Ça faisait plaisir de
revoir Fabrice. De revenir à Mirandilla. La journée avait été belle. Le ciel
était demeuré bleu. Il rougissait maintenant. Au bas d’une rue en pente, à la
sortie du bourg, l’appartement était immense et agréable. On passerait deux
nuits ici. Fabrice nous avait donné rendez-vous dans un bar de Gerena. Après la
bise, tout le monde a pris place sur la terrasse. On a commandé des bières. Moi
du vin. Fabrice était ému. Il a très vite déclaré que le moral n’était pas au
beau fixe. Il a dit ça avec une infinie délicatesse. Sans aucune obscénité Il
aurait pu ne rien dire. Garder tout ça pour lui. Il avait juste besoin de
libérer les voix intérieures qui faisaient gronder l’orage en lui. Il arrivait
au bout du chemin de sa vie de mayoral. On a répondu que non. On ne
voulait pas entendre ça. Il a évoqué l’âge, la retraite qui n’était plus un
mirage pour lui, les difficultés avec la ganadería, les nouvelles
réalités d’un monde rural grignoté par des enjeux nés ailleurs. Les terres
agricoles devenaient des champs de panneaux solaires dans le coin. Les toros s’échappaient
parfois des enclos. L’un d’eux avait chargé un cycliste sur la route ou une
bonne femme, je ne me rappelle plus. Et puis il fallait les vendre les toros.
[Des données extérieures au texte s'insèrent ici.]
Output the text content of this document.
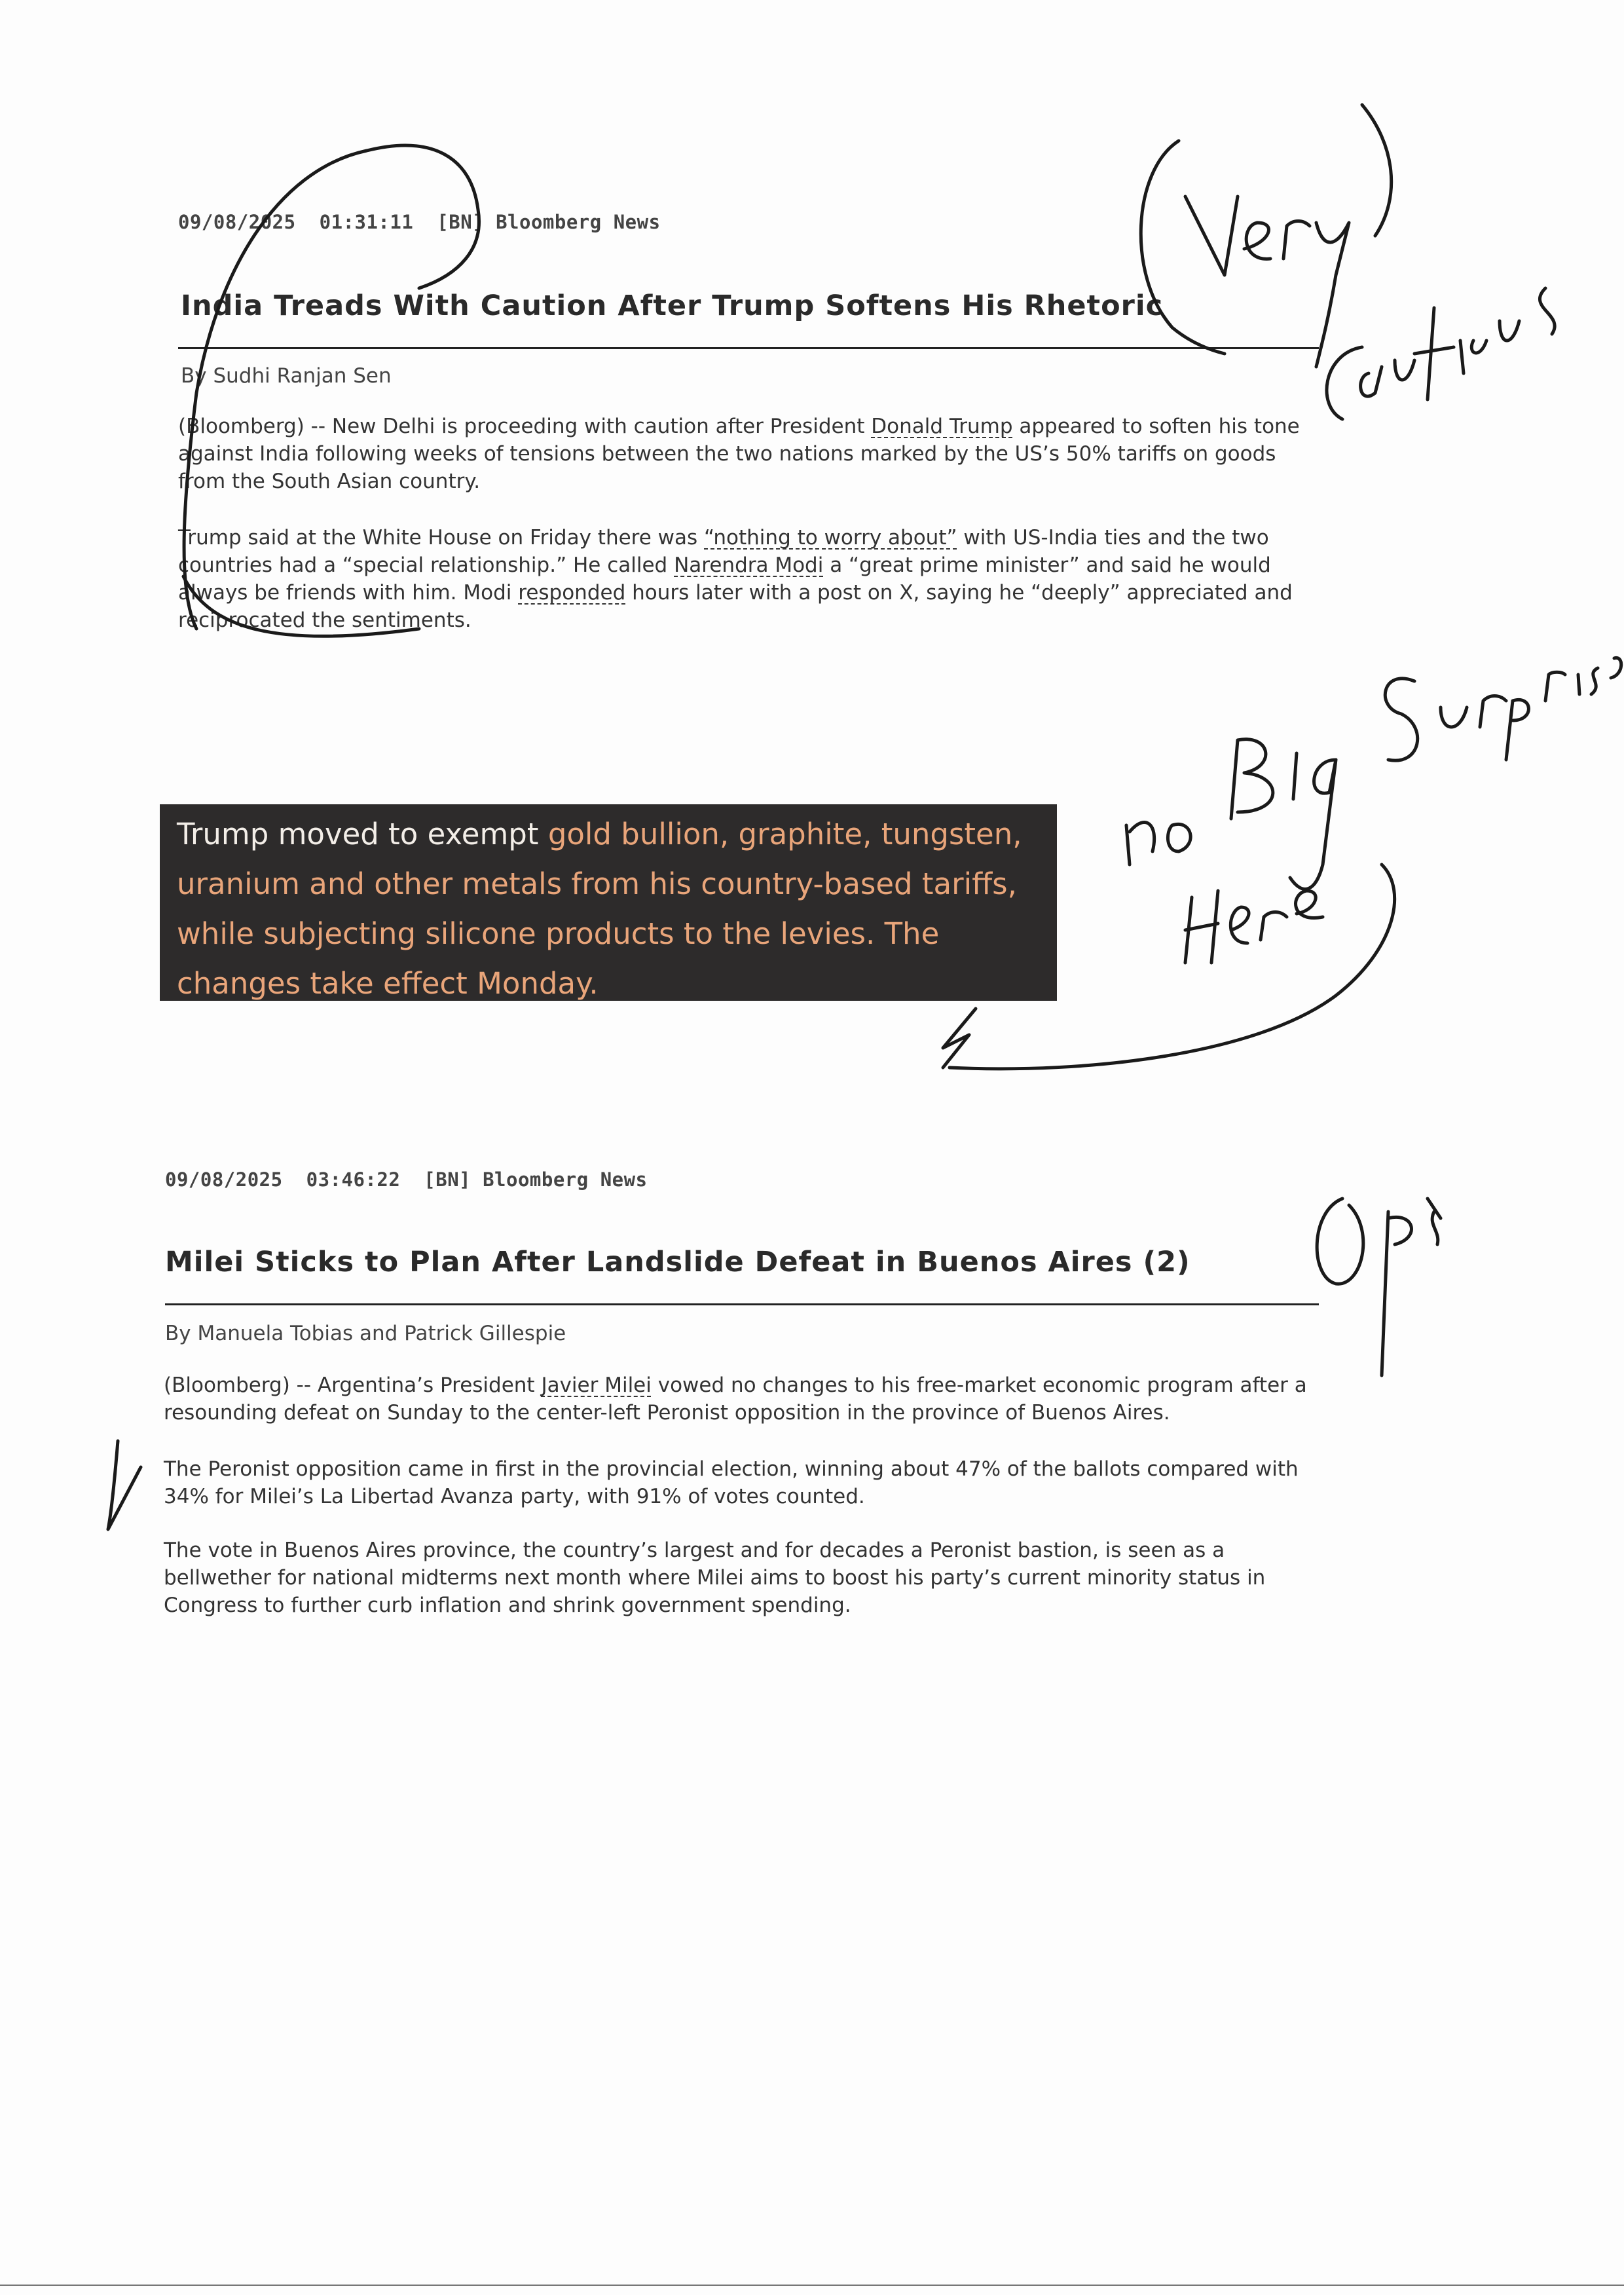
09/08/2025 01:31:11 [BN] Bloomberg News
India Treads With Caution After Trump Softens His Rhetoric
By Sudhi Ranjan Sen
(Bloomberg) -- New Delhi is proceeding with caution after President Donald Trump appeared to soften his tone against India following weeks of tensions between the two nations marked by the US’s 50% tariffs on goods from the South Asian country.
Trump said at the White House on Friday there was “nothing to worry about” with US-India ties and the two countries had a “special relationship.” He called Narendra Modi a “great prime minister” and said he would always be friends with him. Modi responded hours later with a post on X, saying he “deeply” appreciated and reciprocated the sentiments.
Trump moved to exempt gold bullion, graphite, tungsten, uranium and other metals from his country-based tariffs, while subjecting silicone products to the levies. The changes take effect Monday.
09/08/2025 03:46:22 [BN] Bloomberg News
Milei Sticks to Plan After Landslide Defeat in Buenos Aires (2)
By Manuela Tobias and Patrick Gillespie
(Bloomberg) -- Argentina’s President Javier Milei vowed no changes to his free-market economic program after a resounding defeat on Sunday to the center-left Peronist opposition in the province of Buenos Aires.
The Peronist opposition came in first in the provincial election, winning about 47% of the ballots compared with 34% for Milei’s La Libertad Avanza party, with 91% of votes counted.
The vote in Buenos Aires province, the country’s largest and for decades a Peronist bastion, is seen as a bellwether for national midterms next month where Milei aims to boost his party’s current minority status in Congress to further curb inflation and shrink government spending.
Les Albaserrada, les Pedrajas, que pas grand-monde ne voulait affronter. Des
commissions passaient, trouvaient ça très joli, souriaient puis se barraient
voir ailleurs si la duración, la humildad et la classe n’étaient pas affichées
sur un code-barre tatoué sur les incontournables fundas. Il ne l’a pas dit
ainsi parce que Fabrice ne dit pas les choses ainsi.
Le lendemain, après avoir
posé les crotales à Capitán, au milieu d’une cerca de cuatreños, ça allait
mieux. Il nous l’a dit comme ça. Il n’avait pas besoin d’en dire plus. Je l’ai
regardé observer ses toros. Il savait lequel serait plutôt noble. Il disait que
celui-là, là-bas, celui qui restait seul, serait difficile à embarquer. Qu’il
allait lui donner du fil à retordre. Devant nous est passé le prototype même du
Pedrajas. Avec ses arcades gonflées, on aurait pu le prendre pour un Tulio. Fabrice
était à sa place. C’est déjà une victoire d’être à sa place dans la vie. On
croise tellement d’autres êtres humains qui n’y arrivent pas. Des fois, ça rend
triste de constater toutes ces sorties de route. Fabrice n’avait pas dévié. Je
l’observais du coin de l’oeil en faisant des blagues sur la concurrence
photographique. Je me suis moqué de ceux qui s’allongeaient dans l’herbe. Je me
suis allongé cinq minutes après. Un vent léger faisait onduler ses cheveux. Un
sourire discret ponctuait chacun de ses mots livrés dans une demi tonalité,
presque murmurés. Il faut tendre l’oreille pour entendre Fabrice. Je me suis
fait la réflexion que c’était une clé de la transmission. Tendre l’oreille
c’est rester sur le qui-vive, c’est écouter vraiment. Le coucher de soleil est
devenu nuit. La nuit a pris son temps. On a écouté Fabrice. De faibles lumières
éclairaient des recoins de Mirandilla. Des têtes de toros faisaient pousser des
ombres sur les murs. Rien n’était inquiétant. Les ombres, les rais de lumière,
la silhouette vieillie de la marquise, les livres jaunes, les bruits de la
campagne dehors et les mots bleus de Fabrice donnaient la sensation de
contempler la peinture de l’apaisement.